'90s Rap's Borrowed Hooks
by Jason Gubbels | June 14, 2013
At this stage in the hip-hop game, even casual fans can spot the killer drum samples and bass lines that have propelled many a seminal rap track. (Hey there, "Funky Drummer"; looking at you, "Mystic Brew." But it's easy to forget the other half of the sampling equation -- how so many of hip-hop's greatest tracks have borrowed mightily from the undeniable melodic hooks and choruses of previous pop, soul, and funk hits.
Sometimes these allusions are subtle, as when Ice Cube and DJ Pooh lifted the slinky guitars off of The Isley Brothers' 1977 "Footsteps in the Dark" for 1993's no. 1 hit "It Was a Good Day." Other artists have been more blatant in their borrowings, as witness MC Hammer and Coolio's wholesale plundering of Rick James and Stevie Wonder, respectively.
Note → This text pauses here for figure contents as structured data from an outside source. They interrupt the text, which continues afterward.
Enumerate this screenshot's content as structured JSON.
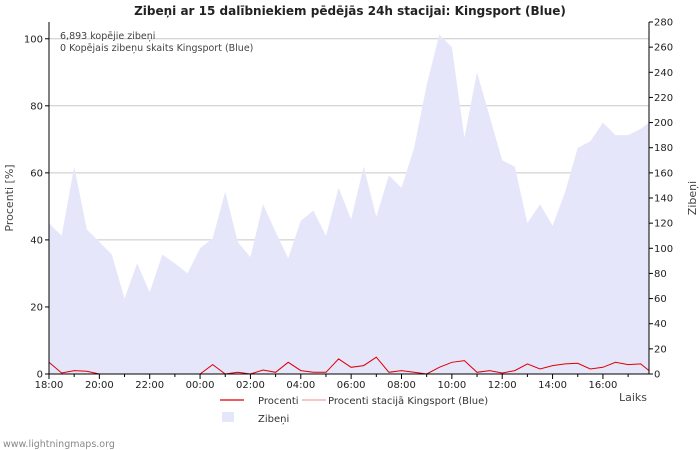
{
  "chart_data": {
    "type": "area",
    "title": "Zibeņi ar 15 dalībniekiem pēdējās 24h stacijai: Kingsport (Blue)",
    "xlabel": "Laiks",
    "ylabel_left": "Procenti   [%]",
    "ylabel_right": "Zibeņi",
    "ylim_left": [
      0,
      105
    ],
    "ylim_right": [
      0,
      280
    ],
    "x_range_hours": [
      0,
      23.83
    ],
    "x_tick_labels": [
      "18:00",
      "20:00",
      "22:00",
      "00:00",
      "02:00",
      "04:00",
      "06:00",
      "08:00",
      "10:00",
      "12:00",
      "14:00",
      "16:00"
    ],
    "y_left_ticks": [
      0,
      20,
      40,
      60,
      80,
      100
    ],
    "y_right_ticks": [
      0,
      20,
      40,
      60,
      80,
      100,
      120,
      140,
      160,
      180,
      200,
      220,
      240,
      260,
      280
    ],
    "annotations": [
      "6,893 kopējie zibeņi",
      "0 Kopējais zibeņu skaits Kingsport (Blue)"
    ],
    "legend": {
      "procenti": "Procenti",
      "procenti_station": "Procenti stacijā Kingsport (Blue)",
      "zibeni": "Zibeņi"
    },
    "series": [
      {
        "name": "Zibeņi",
        "axis": "right",
        "color": "#e6e6fb",
        "x": [
          0,
          0.5,
          1,
          1.5,
          2,
          2.5,
          3,
          3.5,
          4,
          4.5,
          5,
          5.5,
          6,
          6.5,
          7,
          7.5,
          8,
          8.5,
          9,
          9.5,
          10,
          10.5,
          11,
          11.5,
          12,
          12.5,
          13,
          13.5,
          14,
          14.5,
          15,
          15.5,
          16,
          16.5,
          17,
          17.5,
          18,
          18.5,
          19,
          19.5,
          20,
          20.5,
          21,
          21.5,
          22,
          22.5,
          23,
          23.5,
          23.83
        ],
        "values": [
          120,
          110,
          165,
          115,
          105,
          95,
          60,
          88,
          65,
          95,
          88,
          80,
          100,
          108,
          145,
          105,
          93,
          135,
          113,
          92,
          122,
          130,
          110,
          148,
          123,
          165,
          125,
          158,
          148,
          180,
          230,
          270,
          260,
          188,
          240,
          205,
          170,
          165,
          120,
          135,
          118,
          145,
          180,
          185,
          200,
          190,
          190,
          195,
          200
        ]
      },
      {
        "name": "Procenti",
        "axis": "left",
        "color": "#dd0000",
        "x": [
          0,
          0.5,
          1,
          1.5,
          2,
          2.5,
          3,
          3.5,
          4,
          4.5,
          5,
          5.5,
          6,
          6.5,
          7,
          7.5,
          8,
          8.5,
          9,
          9.5,
          10,
          10.5,
          11,
          11.5,
          12,
          12.5,
          13,
          13.5,
          14,
          14.5,
          15,
          15.5,
          16,
          16.5,
          17,
          17.5,
          18,
          18.5,
          19,
          19.5,
          20,
          20.5,
          21,
          21.5,
          22,
          22.5,
          23,
          23.5,
          23.83
        ],
        "values": [
          3.5,
          0.3,
          1,
          0.8,
          0,
          0,
          0,
          0,
          0,
          0,
          0,
          0,
          0,
          2.8,
          0,
          0.5,
          0,
          1.2,
          0.5,
          3.5,
          1,
          0.5,
          0.5,
          4.5,
          2,
          2.5,
          5,
          0.5,
          1,
          0.5,
          0,
          2,
          3.5,
          4,
          0.5,
          1,
          0.3,
          1,
          3,
          1.5,
          2.5,
          3,
          3.2,
          1.5,
          2,
          3.5,
          2.8,
          3,
          1
        ]
      },
      {
        "name": "Procenti stacijā Kingsport (Blue)",
        "axis": "left",
        "color": "#f4a0a0",
        "x": [
          0,
          23.83
        ],
        "values": [
          0,
          0
        ]
      }
    ]
  },
  "footer": "www.lightningmaps.org"
}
And sometimes you just have to marvel at a given producer's golden ears and/or resourcefulness (where did Timbaland come across the Abdul Halim Hafez melody that helped propel "Big Pimpin'"?).
So in the spirit of knowing your history, here's a playlist offering 18 big hip-hop hits from the 1990s, preceded in each case by the song sampled or interpolated within it. From Michael McDonald lending Warren G. his groove to the almost-forgotten Ronnie Hudson graciously giving Tupac Shakur his greatest chorus, it's time to pay your respects.